Una stanza di terapia intensiva deve essere necessariamente isolata con lo spazio esterno. Questo perché deve essere garantito il biocontenimento all’interno nel caso di malattie infettive e, soprattutto, per garantire che gli agenti esterni possano infettare lo spazio interno. Ecco perché i macchinari, strumenti e addirittura il personale sanitario devono essere sterilizzati. Per minimizzare lo stress del paziente deve essere garantito un sistema di illuminazione, talvolta anche naturale tramite vedute per l’esterno.

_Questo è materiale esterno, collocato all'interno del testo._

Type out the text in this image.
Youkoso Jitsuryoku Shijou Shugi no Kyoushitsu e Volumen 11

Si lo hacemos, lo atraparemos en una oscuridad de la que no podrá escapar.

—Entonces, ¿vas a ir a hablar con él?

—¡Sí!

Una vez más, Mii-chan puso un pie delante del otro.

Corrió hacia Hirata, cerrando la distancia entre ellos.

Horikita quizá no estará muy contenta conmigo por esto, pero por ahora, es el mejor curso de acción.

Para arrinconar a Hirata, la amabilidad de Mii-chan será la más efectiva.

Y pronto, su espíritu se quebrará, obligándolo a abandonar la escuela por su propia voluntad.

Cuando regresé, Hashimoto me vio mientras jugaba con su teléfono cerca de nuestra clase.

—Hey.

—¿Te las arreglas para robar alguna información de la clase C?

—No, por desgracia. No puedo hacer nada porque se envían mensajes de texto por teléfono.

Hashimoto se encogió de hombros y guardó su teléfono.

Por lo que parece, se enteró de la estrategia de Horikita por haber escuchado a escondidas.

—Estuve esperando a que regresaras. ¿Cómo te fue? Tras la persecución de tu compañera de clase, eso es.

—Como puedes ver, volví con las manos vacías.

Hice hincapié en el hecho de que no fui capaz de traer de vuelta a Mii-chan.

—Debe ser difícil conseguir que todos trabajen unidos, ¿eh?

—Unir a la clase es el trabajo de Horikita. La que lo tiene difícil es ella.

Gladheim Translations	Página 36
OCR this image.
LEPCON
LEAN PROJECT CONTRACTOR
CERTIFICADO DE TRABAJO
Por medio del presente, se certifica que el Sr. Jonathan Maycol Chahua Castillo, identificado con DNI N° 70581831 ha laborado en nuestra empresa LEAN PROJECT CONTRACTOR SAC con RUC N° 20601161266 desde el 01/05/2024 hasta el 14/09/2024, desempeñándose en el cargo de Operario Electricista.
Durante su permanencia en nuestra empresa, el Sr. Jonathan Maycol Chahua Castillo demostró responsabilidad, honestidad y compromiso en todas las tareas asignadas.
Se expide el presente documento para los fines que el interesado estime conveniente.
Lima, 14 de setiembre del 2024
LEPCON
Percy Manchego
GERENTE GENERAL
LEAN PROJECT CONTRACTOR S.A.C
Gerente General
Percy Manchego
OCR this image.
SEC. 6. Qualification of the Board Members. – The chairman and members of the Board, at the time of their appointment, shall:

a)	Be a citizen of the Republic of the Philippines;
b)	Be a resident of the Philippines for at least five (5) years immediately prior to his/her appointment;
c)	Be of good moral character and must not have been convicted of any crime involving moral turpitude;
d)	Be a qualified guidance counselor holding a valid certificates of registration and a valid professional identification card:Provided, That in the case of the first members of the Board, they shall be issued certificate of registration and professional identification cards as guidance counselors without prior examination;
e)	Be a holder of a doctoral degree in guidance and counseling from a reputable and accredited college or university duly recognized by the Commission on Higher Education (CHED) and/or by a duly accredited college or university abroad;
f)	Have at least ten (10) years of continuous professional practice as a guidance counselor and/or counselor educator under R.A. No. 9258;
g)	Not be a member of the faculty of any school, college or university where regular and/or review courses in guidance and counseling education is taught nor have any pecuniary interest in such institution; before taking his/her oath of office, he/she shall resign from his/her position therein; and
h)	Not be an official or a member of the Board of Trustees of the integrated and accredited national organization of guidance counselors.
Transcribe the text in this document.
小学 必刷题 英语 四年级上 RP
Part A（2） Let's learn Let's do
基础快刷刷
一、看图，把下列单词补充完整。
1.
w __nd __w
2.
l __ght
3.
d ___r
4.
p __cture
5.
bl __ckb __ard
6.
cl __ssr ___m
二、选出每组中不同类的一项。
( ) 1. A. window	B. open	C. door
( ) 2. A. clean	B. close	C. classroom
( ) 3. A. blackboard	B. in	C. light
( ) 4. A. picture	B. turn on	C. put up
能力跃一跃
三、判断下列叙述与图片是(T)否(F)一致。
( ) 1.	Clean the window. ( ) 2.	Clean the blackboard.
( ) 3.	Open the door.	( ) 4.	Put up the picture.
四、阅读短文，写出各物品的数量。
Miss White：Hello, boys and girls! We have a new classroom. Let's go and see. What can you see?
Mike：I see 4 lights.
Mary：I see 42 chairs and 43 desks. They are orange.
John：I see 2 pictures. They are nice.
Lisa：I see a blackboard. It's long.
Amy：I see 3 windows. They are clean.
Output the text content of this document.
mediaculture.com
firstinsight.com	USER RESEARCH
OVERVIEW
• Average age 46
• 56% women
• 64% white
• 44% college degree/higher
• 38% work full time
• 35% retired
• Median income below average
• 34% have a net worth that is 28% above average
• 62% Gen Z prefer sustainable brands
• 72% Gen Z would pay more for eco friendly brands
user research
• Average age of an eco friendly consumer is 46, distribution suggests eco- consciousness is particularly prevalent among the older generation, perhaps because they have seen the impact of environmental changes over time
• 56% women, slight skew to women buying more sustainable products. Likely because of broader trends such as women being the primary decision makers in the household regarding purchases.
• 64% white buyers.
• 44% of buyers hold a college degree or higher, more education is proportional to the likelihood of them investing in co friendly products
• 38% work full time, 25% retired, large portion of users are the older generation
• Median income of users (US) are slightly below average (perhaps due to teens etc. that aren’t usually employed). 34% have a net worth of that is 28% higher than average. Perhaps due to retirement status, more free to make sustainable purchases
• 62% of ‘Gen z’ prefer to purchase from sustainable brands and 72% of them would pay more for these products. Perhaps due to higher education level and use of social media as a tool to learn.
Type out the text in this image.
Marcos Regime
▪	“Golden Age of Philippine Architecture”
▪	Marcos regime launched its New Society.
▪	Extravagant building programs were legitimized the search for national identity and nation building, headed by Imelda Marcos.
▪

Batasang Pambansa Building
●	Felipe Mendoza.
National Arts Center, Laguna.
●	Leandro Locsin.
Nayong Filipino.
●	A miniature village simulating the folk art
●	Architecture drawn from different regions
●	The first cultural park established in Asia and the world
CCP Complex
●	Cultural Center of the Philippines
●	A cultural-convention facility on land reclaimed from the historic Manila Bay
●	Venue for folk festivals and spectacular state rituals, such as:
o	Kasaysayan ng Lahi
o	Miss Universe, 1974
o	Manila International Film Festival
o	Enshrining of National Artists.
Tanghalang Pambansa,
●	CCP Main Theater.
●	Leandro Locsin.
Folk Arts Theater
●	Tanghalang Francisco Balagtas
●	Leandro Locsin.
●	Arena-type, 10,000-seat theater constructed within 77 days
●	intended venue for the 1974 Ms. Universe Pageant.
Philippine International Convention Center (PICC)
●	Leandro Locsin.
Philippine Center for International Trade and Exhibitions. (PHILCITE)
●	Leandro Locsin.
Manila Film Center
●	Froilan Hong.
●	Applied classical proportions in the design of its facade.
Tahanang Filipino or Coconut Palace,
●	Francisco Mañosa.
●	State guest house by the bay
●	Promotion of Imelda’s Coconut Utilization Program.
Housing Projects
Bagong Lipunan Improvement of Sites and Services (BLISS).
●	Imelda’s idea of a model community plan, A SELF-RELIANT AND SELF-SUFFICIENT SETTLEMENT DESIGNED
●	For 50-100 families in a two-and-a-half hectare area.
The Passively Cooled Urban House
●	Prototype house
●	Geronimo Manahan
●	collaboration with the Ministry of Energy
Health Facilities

L’Italia è tra i Paesi ad avere il minor numero di posti letto, circa 5000 (senza considerare quelli d’adattamento) e la difficoltà nel creare unità intensive isolate non aiuta. La difficoltà sta proprio nel creare le camere di biocontenimento che significherebbe occupare un’area ampia per un solo posto letto. Inoltre, sono necessarie misure straordinarie come un sistema di filtraggio e areazione con flusso unidirezionale. Infatti, la qualità dell’aria deve essere mantenuta sicura programmando almeno 6 ricambi d’aria per camera per ora. La stanza deve poi essere sottoposta a pressione negativa per mitigare il contagio con l’aria esterna.
Molte sono le difficoltà nel creare stanze a sufficienza in tempi brevi. Ad aggravare l’emergenza è la penuria di macchinari. Infatti, ad oggi scarseggiano proprio questi. Elettrocardiogrammi, ventilatori polmonari e addirittura bombole dell’ossigeno.